Não estamos falando de melhoria de processos ou ganho de eficiência, mas de um reposicionamento total do papel do hospital, que hoje lucra com a doença alheia
por Roberto Gordilho
Alguns dias atrás, eu publiquei o artigo Transformação digital: prepare o hospital para essa onda, no qual compartilho minha visão sobre o impacto dessa megatendência no setor de Saúde. De uma conversa – ou resposta a comentário – a outra, percebi que é preciso dar, ainda, um passo atrás para que se entendam as etapas de digitalização de um ambiente hospitalar.

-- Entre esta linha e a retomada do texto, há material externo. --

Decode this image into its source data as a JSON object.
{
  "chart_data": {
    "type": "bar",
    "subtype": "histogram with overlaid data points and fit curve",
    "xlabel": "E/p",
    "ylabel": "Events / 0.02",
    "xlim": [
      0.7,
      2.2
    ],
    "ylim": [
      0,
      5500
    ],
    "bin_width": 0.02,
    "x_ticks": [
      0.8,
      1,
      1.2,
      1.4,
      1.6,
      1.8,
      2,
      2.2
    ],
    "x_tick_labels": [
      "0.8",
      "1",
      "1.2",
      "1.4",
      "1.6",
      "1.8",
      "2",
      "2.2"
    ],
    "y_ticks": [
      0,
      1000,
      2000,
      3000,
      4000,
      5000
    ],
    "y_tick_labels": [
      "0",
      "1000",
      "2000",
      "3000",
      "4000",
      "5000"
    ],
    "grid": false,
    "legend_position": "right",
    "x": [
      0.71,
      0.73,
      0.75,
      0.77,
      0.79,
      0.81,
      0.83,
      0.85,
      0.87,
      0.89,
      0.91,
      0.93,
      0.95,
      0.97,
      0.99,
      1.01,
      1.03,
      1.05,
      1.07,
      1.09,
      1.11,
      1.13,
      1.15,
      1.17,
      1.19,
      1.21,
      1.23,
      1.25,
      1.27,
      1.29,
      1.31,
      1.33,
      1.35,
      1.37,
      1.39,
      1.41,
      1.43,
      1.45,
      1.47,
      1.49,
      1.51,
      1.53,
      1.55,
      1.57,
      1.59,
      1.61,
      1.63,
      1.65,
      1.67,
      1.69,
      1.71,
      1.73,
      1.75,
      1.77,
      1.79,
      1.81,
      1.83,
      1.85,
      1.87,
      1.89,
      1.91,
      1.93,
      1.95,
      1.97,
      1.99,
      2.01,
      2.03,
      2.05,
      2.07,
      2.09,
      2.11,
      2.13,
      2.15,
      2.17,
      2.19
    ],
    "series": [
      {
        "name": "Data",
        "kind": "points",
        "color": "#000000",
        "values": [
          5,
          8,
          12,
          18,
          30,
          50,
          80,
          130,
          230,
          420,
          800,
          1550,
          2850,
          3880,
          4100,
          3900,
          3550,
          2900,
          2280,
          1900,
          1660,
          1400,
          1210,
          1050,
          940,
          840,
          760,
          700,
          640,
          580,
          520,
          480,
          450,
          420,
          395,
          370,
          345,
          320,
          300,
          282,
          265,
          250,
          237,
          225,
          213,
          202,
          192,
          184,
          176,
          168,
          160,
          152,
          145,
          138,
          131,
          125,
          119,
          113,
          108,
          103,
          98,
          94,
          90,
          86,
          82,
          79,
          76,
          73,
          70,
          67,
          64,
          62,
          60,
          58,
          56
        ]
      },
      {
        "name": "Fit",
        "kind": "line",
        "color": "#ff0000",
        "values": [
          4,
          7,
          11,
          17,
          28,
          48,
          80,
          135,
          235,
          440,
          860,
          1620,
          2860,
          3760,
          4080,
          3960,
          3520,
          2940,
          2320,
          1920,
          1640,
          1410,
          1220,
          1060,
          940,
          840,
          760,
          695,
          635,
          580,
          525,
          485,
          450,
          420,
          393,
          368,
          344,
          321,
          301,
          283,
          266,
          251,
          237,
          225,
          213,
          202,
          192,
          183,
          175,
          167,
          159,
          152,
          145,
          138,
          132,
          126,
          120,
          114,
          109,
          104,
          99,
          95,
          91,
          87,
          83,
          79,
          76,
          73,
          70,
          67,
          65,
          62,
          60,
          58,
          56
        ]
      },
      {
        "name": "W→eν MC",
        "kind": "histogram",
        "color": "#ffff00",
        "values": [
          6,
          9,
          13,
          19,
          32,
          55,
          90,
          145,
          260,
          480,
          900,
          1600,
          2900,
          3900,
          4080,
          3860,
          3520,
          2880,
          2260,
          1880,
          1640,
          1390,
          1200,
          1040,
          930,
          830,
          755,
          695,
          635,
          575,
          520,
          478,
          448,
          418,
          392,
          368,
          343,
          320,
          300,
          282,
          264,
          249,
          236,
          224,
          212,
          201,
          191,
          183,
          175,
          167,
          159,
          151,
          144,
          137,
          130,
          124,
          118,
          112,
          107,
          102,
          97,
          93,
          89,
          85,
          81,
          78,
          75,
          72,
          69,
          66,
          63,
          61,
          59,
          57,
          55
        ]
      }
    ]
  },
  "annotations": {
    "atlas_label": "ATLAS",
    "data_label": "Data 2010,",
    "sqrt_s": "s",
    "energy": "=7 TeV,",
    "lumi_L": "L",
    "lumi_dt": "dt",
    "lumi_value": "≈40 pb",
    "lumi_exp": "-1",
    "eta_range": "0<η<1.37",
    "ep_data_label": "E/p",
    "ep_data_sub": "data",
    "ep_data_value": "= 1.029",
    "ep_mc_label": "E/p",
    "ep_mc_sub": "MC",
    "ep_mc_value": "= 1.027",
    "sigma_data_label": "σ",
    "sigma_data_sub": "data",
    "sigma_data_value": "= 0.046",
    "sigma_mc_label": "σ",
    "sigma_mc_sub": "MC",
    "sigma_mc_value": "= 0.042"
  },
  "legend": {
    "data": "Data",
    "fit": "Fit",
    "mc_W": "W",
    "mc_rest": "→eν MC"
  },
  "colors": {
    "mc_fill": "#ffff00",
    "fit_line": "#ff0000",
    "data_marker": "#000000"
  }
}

Temos hoje cinco níveis de informatização. O primeiro deles é o básico, de processos, nos quais estão 90% dos hospitais. Aqui estou falando de organizações que adotam ERPs (Sistema Integrado de Gestão Empresarial), HIS (Sistema de Informatização Hospitalar), CRMs (Gerenciamento de Relacionamento com Clientes) e outros softwares de gestão. Na segunda etapa estão as entidades que possuem um prontuário eletrônico do paciente (PEP), mas que ainda mantêm arquivos em papel.
Os hospitais do terceiro estágio são os que possuem PEP com certificado digital, estes já dispensam a impressão e assinatura, tudo é eletrônico; o quarto nível são as instituições que, além do PEP, trabalham toda a assistência sem papel – anexando à ficha do cliente todos os documentos que forem necessários à composição das análises clínicas, como resultados de exames feitos em instituições externas.
Por fim, chegamos ao quinto nível, o do hospital totalmente sem papel, no qual todos os processos – inclusive os não-assistenciais, como RH, suprimentos, faturamento, relação com a operadora, entre outros – ocorrem de forma digital. Esse cenário é absolutamente novo na Saúde brasileira, então poucas instituições tateiam formatos adequados para que ele seja colocado em prática – especialmente por mexer numa relação tão burocrática e complexa quanto a do centro de Saúde com o convênio médico.
Mas mesmo todos esses níveis de informatização não são suficientes para estabelecer um primeiro passo para a transformação digital na Saúde. Até aqui, tudo o que é feito visa ao aumento de produtividade, à melhoria de processos. Até esse ponto, ninguém pensa em reescrever totalmente a organização e, muito menos, o sistema de Saúde como um todo. Essa tarefa é da transformação digital. E acredite: muita coisa vai mudar.
Veja bem: como o hospital ganha dinheiro? Com procedimentos que objetivam tratar e recuperar o bem-estar do paciente. Para ser tratada, a pessoa precisa ter um problema de Saúde. Sem enfermidade não há receita. A doença, portanto, é mola de toda a cadeia. E para que as operações sejam rentáveis, é preciso otimizar processos e aumentar a rentabilidade. A tecnologia atua como um meio facilitador.
Mas em todas as indústrias, a transformação digital vem com um mote que, na verdade, é o motor da revolução dos modelos de negócios: o cliente como centro da estratégia.
Isso vai reverberar na Saúde, claro. E não vai demorar muito.
Toda a adaptação tecnológica dos hospitais, portanto, deverá visar ao bem-estar do indivíduo – ou seja, à não ocorrência de doenças. É nesse momento que serão construídas as instituições de Saúde. As empresas de doença vão desaparecer.
Todo o aparato tecnológico deverá focar em análises preditivas e preventivas. Big Data, dispositivos vestíveis (wearable devices), Inteligência Artificial, Internet das Coisas (IoT, ou Internet of Things), computação cognitiva e coisas que ainda nem surgiram deverão estar integrados ao PEP, para que seja possível estar um passo à frente da doença. As organizações serão centros de previsão e prevenção de enfermidades. E isso virá junto da tão discutida mudança no modelo de remuneração dos hospitais, partindo do pagamento por serviço para o pagamento por performance. Uma coisa vai permitir e estimular o desenvolvimento da outra.
Para estar pronto para esse cenário, que deve se tornar realidade daqui a poucos anos, é preciso começar agora. Quando a gente menos espera aquele futuro que era distante – pá! – chegou. Não se trata da mudança de uma ou outra entidade rumo ao ganho da eficiência. Se trata de um movimento generalizado de todo um setor. Quem não se adequar vai desaparecer, simples assim.
Roberto Gordilho é fundador da GesSaúde, mestrando em administração, especialista em sistemas de informação, engenharia de software, desenvolvimento web e em finanças, contabilidade e auditoria, possui mais de 30 anos de experiência nas áreas de tecnologia e gestão, sendo 15 na área da Saúde.